As Congress sets its agenda for hearings and legislation relating to homeland security, we can anticipate some of the issues it will address. Expect discussion about whether al-Qaida is on the run or on the rebound, new legislative initiatives on how to deal with the continuing threat in cyberspace, beefing up security on the border, and the National Security Agency’s collection of metadata, to name just of few. These should be matters of great public interest, and they are. According to recent public opinion polls, 75 percent of Americans see terrorist attacks in the United States as a continuing threat, although they are close to evenly divided on whether the government can do more to stop them. But as legislators work their way through these matters, here are some fundamental issues of threat, risk, public expectation, and the protection of liberty and privacy that merit debate.
What is the terrorist threat? Getting the threat right is critical. But this is an election year, so threat assessments will inevitably get tangled up with political agendas. Some want to discredit the administration’s narrative of a tough and mostly successful counterterrorism campaign, while others want to claim a victory of sorts and declare an end to the war’s costly diversion of attention and resources. Both sides can muster evidence to support their positions. Looking back to 2001, there has been undeniable progress, but peace is not at hand. Relentless pursuit has decimated al-Qaida’s top leadership and degraded its operational capabilities—the threat of new 9/11s has been reduced. But the recent proliferation of groups across Africa and the Middle East that have taken up al-Qaida’s banner cautions that it would be premature to write al-Qaida’s epitaph. The dominant role played by al-Qaida’s fighters in Syria’s civil war and the recent takeover of Fallujah and parts of Ramadi by al-Qaida’s affiliate in Iraq attest to the terrorist group’s resiliency.
Threat assessments must also take into account that it ain’t all al-Qaida. Beyond al-Qaida there are groups that subscribe to similarly hostile Salafist ideologies. Continuing chaos in Libya, Syria’s civil war, and escalating sectarian violence in Iraq and elsewhere in the region will undoubtedly create new terrorist adversaries. Intelligence officials worry that the nation’s understandable obsession with al-Qaida has created narrow corridors of inquiry that may cause it to miss new threats and combinations of threats.
Complicating the discussion is how the United States performs threat assessment itself. Homeland security is largely driven not by what terrorists have done in the past, but rather by what we fear they might become capable of in the future. The success of the terrorist attacks on 9/11 was attributed to failures of imagination by U.S. authorities—they failed to conceive of such a plot. That cannot be allowed to happen again. The government is pushed to prepare for every imaginable terrorist scenario. That gets costly.
Ensuring homeland security in an era of budget constraints. Thus far, the intelligence and homeland security budgets have come through congressional battles comparatively unscathed. That may not last. In the years immediately following 9/11, the United States hastily built a homeland security apparatus and gave it an ambitious assignment. But everything done then is probably not equally necessary now. It is time for review.

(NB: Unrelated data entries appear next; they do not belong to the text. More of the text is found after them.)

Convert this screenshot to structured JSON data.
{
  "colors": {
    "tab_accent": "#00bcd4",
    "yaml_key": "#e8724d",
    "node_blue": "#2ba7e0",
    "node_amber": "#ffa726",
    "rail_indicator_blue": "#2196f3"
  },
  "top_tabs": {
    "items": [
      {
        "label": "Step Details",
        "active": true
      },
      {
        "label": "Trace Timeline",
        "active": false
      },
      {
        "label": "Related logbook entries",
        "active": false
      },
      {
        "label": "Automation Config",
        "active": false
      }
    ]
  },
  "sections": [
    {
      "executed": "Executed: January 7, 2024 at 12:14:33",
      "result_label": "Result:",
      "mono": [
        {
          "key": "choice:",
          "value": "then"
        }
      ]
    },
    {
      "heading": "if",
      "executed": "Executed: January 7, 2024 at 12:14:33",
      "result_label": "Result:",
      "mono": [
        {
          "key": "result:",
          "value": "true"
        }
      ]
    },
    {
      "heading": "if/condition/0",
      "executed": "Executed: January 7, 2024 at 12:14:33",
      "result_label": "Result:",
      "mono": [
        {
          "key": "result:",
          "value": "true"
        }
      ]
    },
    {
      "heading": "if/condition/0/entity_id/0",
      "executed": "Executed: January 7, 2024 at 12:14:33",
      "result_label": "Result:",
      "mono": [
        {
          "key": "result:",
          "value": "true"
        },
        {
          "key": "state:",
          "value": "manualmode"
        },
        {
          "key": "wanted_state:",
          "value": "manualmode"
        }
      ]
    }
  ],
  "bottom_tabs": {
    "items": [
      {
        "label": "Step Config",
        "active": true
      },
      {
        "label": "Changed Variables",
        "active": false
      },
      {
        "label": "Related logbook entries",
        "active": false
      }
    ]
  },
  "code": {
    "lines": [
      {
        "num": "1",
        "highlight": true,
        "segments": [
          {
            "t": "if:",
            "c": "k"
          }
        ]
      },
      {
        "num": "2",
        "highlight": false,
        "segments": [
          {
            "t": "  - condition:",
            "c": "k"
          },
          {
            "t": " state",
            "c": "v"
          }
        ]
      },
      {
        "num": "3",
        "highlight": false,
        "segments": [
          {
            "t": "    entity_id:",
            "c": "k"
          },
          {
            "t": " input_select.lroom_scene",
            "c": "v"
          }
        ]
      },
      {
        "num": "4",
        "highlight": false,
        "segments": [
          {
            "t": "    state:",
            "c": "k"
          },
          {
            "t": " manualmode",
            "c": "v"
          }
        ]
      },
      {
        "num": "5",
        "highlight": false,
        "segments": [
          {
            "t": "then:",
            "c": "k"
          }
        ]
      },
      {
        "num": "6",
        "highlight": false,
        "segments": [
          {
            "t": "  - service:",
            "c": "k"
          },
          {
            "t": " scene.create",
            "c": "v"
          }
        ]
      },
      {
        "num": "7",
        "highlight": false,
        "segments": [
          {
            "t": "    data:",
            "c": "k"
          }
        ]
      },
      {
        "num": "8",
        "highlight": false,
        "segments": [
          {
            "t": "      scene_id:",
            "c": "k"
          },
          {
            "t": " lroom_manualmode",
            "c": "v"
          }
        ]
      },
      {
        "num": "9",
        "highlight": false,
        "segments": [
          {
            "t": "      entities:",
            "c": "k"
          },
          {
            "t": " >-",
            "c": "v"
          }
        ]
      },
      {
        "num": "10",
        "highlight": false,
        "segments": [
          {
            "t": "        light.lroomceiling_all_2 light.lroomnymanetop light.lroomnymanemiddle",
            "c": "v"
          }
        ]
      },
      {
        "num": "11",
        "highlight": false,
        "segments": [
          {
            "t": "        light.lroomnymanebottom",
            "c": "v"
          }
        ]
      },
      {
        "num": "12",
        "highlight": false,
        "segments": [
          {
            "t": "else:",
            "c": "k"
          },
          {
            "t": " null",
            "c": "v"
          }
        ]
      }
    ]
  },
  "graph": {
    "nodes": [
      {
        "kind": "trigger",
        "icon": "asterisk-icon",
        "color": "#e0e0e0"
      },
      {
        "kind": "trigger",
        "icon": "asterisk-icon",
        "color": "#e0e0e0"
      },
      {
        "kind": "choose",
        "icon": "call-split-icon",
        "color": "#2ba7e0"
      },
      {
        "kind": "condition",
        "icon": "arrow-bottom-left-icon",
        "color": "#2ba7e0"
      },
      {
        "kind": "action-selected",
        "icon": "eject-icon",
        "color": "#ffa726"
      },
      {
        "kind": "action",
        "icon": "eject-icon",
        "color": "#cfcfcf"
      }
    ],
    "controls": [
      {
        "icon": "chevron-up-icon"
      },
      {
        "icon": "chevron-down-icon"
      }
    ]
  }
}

Unlike America’s past wars, the battle against terrorism will not allow demobilization. The terrorist threats the nation faces today are the new normal—homeland security will be an enduring task. Whatever is done must be sustainable. The government could simply impose across-the-board percentage cuts, or it could carry out a more discerning audit to identify where it can trim without significantly increasing risk.
Are there any homeland security programs that no longer make sense? Does the Department of Homeland Security provide increased effectiveness, economies of scale, or other added value, or does it just impose an additional layer of bureaucracy? These are tough questions, but they must be asked.